# Emerald coast fabricators/breeze fabricators



## Breeze Fabricators (Oct 2, 2007)

Once again the boys are hard at it creating one of a kind TTOPS designed to handle the rigors and harsh environment of fishing and boating!!


----------



## speckledcroaker (Mar 23, 2012)

Wirelessly posted

tig or spool?


----------



## speckledcroaker (Mar 23, 2012)

Wirelessly posted

Reason i ask, i'm looking at getting an lincoln ironman 230 mig welder and spoolgun to run al.


----------



## Ocean Master (May 20, 2008)

I can answer that. TIG

No spool guns..


----------



## Snatch it (Feb 17, 2009)

Ocean Master said:


> I can answer that. TIG
> 
> No spool guns..


 that's what I was gonna say.. He's hold tig wire in one hand:thumbsup:


----------



## The Maintenance Shoppe (Nov 5, 2007)

With Aluminum TIG is the ONLY WAY TO GO. You need to do some research on what an aluminum mig weld looks like. tig welding aluminum uses an A/C voltage. Mig can only produce dc negative or positive. You can weld aluminum with mig, but it is not pretty or strong.

Mig welder $800
Tig welder $5000


----------



## speckledcroaker (Mar 23, 2012)

Wirelessly posted

preciate the info been a aircraft mech for 38 years , went through welding school but have not run a tig for many moons.


----------



## speckledcroaker (Mar 23, 2012)

Wirelessly posted

Trying to see how i can run this by the boss. Baby i luv u but i need a new mig welder its only 1500 bucks its for metal , and by the way i need a tig welder to, it's only 5000$. But i can weld all kinds of things then. What you all think? Have i got a chance?


----------



## The Maintenance Shoppe (Nov 5, 2007)

speckledcroaker said:


> Wirelessly posted
> 
> Trying to see how i can run this by the boss. Baby i luv u but i need a new mig welder its only 1500 bucks its for metal , and by the way i need a tig welder to, it's only 5000$. But i can weld all kinds of things then. What you all think? Have i got a chance?


What thickness steel do u plan to weld?


----------



## speckledcroaker (Mar 23, 2012)

Wirelessly posted

usually 1/4 inch


----------



## panhandleslim (Jan 11, 2013)

speckledcroaker said:


> Wirelessly posted
> 
> Trying to see how i can run this by the boss.
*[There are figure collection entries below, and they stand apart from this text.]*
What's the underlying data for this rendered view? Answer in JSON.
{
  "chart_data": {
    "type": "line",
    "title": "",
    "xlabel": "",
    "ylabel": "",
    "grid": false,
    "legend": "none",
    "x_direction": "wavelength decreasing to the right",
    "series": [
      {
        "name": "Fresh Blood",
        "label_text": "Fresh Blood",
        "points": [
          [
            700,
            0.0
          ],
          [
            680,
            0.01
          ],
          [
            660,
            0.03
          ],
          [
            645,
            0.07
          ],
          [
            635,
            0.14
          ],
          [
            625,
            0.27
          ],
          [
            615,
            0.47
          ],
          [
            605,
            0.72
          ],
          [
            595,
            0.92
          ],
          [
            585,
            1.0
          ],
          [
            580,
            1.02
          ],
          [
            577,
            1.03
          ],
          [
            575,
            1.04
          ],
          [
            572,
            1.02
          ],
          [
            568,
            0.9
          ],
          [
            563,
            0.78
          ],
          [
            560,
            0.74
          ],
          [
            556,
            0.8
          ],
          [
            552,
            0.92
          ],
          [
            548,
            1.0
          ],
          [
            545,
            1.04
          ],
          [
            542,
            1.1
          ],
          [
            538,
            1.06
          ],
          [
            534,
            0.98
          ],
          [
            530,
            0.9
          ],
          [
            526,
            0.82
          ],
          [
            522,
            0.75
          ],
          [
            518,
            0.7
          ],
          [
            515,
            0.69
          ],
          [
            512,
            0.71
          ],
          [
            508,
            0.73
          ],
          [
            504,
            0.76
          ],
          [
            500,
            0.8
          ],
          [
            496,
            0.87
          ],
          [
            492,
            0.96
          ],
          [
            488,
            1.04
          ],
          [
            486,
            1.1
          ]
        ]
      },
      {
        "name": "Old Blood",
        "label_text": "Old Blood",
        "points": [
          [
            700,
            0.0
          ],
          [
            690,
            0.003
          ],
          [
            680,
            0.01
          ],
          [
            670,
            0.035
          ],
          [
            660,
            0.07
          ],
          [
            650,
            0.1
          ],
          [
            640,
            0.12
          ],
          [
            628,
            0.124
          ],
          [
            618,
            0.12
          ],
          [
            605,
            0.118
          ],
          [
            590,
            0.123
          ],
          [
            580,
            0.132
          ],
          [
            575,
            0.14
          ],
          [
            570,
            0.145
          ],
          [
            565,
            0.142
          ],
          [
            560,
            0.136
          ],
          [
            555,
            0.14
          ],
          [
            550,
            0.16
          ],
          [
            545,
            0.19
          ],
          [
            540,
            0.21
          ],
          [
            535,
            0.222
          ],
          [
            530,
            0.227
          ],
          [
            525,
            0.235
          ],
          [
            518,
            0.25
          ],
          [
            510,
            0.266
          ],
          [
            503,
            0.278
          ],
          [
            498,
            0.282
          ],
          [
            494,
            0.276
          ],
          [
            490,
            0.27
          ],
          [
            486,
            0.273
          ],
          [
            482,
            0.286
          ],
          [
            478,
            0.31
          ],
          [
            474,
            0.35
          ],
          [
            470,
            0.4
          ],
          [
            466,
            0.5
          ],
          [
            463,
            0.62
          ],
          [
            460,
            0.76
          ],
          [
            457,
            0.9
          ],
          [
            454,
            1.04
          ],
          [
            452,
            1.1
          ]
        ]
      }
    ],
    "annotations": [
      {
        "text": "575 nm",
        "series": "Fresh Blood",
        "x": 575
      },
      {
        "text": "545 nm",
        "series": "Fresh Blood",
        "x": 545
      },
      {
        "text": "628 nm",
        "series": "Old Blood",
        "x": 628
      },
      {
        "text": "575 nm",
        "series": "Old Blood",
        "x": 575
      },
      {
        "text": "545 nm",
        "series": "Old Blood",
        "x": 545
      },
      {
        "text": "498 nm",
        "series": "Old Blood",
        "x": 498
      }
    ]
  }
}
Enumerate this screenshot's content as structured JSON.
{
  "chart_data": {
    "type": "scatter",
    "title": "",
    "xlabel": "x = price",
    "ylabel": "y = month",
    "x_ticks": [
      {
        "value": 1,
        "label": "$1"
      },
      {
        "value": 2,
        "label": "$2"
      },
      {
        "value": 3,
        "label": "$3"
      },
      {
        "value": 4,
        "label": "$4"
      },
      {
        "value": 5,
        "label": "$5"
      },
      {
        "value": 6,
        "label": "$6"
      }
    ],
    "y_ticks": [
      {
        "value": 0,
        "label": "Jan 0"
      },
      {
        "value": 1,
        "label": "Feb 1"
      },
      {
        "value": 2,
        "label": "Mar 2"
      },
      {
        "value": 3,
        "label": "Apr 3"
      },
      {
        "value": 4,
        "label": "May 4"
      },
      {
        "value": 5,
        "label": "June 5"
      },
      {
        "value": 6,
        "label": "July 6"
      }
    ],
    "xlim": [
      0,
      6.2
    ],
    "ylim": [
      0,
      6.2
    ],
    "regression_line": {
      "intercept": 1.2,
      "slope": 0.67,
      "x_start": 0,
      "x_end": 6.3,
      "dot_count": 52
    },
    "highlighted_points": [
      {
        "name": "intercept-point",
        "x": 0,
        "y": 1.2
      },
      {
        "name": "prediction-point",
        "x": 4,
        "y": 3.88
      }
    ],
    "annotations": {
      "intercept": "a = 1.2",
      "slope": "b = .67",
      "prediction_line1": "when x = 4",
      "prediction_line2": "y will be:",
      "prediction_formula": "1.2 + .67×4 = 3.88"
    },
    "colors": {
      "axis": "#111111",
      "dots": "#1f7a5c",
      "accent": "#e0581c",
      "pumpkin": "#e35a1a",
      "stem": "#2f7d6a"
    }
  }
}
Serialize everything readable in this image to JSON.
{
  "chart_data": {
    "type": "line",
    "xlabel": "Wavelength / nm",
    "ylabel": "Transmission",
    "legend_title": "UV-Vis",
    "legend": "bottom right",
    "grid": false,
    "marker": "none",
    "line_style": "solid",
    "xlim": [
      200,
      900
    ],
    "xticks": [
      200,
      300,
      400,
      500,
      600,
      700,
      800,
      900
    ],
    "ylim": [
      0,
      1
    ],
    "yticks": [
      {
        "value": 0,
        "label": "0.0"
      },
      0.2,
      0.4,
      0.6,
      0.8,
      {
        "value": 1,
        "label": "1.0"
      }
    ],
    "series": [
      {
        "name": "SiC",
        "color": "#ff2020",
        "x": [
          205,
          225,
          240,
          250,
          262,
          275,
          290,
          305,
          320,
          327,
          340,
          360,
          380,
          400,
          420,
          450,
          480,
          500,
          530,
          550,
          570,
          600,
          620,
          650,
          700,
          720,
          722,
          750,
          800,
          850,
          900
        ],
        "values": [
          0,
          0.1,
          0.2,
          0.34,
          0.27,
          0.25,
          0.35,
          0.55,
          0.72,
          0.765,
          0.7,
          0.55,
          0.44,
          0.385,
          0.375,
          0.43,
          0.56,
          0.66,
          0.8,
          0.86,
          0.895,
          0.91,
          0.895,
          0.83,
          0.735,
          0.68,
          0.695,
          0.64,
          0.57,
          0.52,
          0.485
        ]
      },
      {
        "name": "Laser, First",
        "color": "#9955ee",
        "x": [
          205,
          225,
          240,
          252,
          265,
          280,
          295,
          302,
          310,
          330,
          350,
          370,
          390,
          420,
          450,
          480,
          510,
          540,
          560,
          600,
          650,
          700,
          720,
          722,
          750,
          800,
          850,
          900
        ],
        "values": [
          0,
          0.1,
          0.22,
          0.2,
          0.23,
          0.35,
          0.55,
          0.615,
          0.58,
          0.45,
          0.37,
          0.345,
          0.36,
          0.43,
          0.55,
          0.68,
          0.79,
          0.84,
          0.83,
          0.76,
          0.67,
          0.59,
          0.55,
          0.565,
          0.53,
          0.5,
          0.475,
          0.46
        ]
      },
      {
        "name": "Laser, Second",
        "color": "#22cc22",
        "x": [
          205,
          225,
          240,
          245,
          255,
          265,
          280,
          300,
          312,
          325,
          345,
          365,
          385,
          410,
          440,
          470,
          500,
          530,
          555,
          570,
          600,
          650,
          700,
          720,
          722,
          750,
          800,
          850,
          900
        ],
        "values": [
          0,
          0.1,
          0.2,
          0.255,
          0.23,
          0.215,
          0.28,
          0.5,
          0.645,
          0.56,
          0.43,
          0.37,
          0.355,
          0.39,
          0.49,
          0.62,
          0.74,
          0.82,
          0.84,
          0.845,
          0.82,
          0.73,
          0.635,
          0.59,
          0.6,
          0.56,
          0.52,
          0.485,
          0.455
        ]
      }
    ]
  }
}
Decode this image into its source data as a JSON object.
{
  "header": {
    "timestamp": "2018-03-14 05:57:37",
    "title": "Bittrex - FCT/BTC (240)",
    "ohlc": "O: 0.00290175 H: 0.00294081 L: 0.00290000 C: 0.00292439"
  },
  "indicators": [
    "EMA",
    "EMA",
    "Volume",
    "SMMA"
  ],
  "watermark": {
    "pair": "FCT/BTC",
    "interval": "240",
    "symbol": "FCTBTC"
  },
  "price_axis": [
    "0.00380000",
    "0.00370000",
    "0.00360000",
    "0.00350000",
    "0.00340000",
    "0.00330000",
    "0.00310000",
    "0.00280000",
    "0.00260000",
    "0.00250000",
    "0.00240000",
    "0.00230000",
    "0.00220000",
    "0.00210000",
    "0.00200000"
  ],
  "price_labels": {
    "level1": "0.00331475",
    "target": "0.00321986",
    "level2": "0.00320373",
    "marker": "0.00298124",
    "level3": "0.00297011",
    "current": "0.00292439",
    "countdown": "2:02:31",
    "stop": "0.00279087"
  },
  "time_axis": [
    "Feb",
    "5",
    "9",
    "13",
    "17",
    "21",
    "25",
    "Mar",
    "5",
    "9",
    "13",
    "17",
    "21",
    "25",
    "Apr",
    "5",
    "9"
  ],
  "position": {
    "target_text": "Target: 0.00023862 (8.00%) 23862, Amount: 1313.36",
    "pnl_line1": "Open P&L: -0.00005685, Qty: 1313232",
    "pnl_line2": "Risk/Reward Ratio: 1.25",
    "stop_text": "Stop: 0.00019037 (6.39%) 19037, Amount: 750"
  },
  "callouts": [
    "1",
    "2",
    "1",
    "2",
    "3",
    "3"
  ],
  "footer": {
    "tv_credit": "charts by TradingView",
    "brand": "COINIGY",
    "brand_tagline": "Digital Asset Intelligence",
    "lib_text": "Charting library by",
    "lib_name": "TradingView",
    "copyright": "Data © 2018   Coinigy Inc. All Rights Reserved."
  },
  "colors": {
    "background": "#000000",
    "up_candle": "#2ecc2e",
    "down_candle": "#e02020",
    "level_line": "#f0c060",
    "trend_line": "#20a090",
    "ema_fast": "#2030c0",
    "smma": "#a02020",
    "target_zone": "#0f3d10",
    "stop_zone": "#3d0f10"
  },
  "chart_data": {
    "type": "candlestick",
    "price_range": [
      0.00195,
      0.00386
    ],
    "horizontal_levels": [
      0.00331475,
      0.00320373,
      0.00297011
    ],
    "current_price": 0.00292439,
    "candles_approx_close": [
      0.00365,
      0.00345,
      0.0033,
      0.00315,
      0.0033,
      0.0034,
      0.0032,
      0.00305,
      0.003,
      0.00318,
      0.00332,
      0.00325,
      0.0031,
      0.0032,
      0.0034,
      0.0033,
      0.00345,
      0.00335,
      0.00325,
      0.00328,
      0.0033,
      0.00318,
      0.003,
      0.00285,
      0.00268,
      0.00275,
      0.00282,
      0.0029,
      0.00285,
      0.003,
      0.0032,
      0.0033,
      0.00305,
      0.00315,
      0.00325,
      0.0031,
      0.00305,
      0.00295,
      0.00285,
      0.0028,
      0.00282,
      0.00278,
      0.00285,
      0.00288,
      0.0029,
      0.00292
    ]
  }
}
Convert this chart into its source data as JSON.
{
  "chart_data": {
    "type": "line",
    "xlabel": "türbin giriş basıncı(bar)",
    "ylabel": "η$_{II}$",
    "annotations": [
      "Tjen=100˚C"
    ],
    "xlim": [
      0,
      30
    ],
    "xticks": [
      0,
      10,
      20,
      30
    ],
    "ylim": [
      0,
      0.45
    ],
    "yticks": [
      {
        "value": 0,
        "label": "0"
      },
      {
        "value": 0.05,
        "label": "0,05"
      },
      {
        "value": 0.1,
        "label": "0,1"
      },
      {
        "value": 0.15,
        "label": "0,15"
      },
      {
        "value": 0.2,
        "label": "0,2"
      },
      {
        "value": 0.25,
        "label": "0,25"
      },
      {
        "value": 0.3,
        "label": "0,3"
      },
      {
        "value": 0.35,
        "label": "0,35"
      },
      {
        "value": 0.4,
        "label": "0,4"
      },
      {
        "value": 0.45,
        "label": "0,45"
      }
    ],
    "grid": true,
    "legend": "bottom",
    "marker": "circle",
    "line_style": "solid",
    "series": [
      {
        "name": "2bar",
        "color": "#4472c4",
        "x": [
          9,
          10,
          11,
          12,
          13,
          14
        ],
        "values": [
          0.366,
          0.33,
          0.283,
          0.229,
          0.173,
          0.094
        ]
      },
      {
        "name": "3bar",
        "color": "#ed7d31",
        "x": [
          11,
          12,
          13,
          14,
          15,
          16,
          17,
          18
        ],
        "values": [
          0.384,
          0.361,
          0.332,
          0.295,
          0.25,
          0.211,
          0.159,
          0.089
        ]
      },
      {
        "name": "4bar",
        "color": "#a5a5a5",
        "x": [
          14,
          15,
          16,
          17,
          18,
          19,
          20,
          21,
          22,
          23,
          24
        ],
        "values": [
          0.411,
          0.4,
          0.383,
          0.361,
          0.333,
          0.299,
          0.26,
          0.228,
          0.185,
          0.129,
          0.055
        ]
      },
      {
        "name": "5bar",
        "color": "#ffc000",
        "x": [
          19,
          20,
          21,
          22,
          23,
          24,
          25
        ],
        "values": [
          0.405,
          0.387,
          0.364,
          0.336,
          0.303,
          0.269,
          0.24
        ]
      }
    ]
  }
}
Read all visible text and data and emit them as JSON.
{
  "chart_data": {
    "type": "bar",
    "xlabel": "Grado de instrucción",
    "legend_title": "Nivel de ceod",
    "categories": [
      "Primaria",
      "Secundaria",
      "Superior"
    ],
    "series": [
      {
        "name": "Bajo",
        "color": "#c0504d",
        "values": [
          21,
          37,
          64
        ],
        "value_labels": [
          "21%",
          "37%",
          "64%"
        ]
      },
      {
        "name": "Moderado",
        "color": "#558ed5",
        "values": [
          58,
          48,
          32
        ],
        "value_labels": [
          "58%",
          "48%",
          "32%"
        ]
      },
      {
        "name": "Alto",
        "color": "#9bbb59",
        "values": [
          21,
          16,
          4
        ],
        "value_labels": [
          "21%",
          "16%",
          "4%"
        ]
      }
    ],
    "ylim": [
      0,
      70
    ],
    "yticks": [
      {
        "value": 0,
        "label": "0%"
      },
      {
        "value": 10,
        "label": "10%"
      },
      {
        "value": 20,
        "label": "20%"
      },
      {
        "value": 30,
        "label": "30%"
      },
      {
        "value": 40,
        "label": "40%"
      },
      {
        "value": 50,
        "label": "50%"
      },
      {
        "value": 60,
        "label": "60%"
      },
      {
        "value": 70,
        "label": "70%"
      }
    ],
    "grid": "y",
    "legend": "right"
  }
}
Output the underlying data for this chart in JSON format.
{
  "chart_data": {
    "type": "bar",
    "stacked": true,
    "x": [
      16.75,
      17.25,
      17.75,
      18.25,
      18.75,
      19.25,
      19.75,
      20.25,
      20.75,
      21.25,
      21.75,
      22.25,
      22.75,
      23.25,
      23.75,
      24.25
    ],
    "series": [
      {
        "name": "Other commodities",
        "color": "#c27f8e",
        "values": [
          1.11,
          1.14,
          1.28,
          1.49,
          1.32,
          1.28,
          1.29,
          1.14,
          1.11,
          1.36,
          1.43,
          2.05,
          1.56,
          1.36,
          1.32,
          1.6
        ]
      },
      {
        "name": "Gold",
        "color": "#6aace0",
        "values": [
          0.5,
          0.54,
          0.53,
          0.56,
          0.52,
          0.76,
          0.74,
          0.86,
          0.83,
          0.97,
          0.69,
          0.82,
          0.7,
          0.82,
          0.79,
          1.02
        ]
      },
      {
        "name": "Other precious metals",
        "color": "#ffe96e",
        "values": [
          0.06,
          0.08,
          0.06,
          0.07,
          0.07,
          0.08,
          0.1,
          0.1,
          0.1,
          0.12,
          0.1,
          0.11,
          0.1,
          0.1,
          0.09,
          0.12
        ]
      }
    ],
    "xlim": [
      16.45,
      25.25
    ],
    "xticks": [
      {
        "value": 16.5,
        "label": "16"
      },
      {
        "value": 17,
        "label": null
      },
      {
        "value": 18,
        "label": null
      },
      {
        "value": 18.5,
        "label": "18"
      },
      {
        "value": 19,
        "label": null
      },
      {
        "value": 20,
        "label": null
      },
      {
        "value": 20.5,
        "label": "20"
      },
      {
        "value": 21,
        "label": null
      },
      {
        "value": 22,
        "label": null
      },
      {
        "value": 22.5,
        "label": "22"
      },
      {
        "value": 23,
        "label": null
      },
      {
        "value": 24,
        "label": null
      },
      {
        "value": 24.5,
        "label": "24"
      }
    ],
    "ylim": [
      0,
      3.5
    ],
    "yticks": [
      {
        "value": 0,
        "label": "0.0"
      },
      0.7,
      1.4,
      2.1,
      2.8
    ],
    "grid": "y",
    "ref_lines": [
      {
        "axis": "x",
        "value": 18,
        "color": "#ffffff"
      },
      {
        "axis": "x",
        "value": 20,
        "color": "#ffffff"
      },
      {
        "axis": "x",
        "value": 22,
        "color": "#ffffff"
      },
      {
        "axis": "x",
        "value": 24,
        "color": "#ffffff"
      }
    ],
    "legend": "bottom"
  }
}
Baby i luv u but i need a new mig welder its only 1500 bucks its for metal , and by the way i need a tig welder to, it's only 5000$. But i can weld all kinds of things then. What you all think? Have i got a chance?


Buy it and when you bring it home, have a tray of meat on the top and tell her that it's a new electric grill.


----------



## speckledcroaker (Mar 23, 2012)

Wirelessly posted

been wanting to get a tig for quite some time


----------



## The Maintenance Shoppe (Nov 5, 2007)

A Millermatic 180 cost $800 and will weld 5/16" with ease. I had 1 and loved it. I got it at Wesco welding supply on Hwy 29.


----------



## Breeze Fabricators (Oct 2, 2007)

A good used 250 will run 1500. Add a used water cooler 400. Hand controlled 25 ft. Torch rig 100. Argon flometer 75. I watch for them all the time. Let me know if your seriously on the hunt and I'll help you anyway I can.


----------



## Mac1528 (Mar 24, 2012)

Breeze Fabricators said:


> A good used 250 will run 1500. Add a used water cooler 400. Hand controlled 25 ft. Torch rig 100. Argon flometer 75. I watch for them all the time. Let me know if your seriously on the hunt and I'll help you anyway I can.


Gotta love this....members helping out any way they can! Thanks for stepping up Breeze Fabricators. You 'da man!!


----------



## rr41mag (Sep 28, 2014)

Unless your gonna be building aluminum boats I would go with tig. Mig is hard to look pretty but not impossible. It's not as strong as tig though. I also went through aircraft welding school. By the way I just moved to the Pensacola area and am looking for a job. I'm certified in steel (mig) and aluminum (tig)


----------



## captaindye251 (Oct 12, 2014)

ST Aerospace Mobile is always on the lookout for mechanics that don't suck. Seems they have a problem with hiring the handicapped then finding out later the hard way...


----------



## captaindye251 (Oct 12, 2014)

and they're gonna open a hangar on the backside of Pensacola regional soon so it may be worth looking into


----------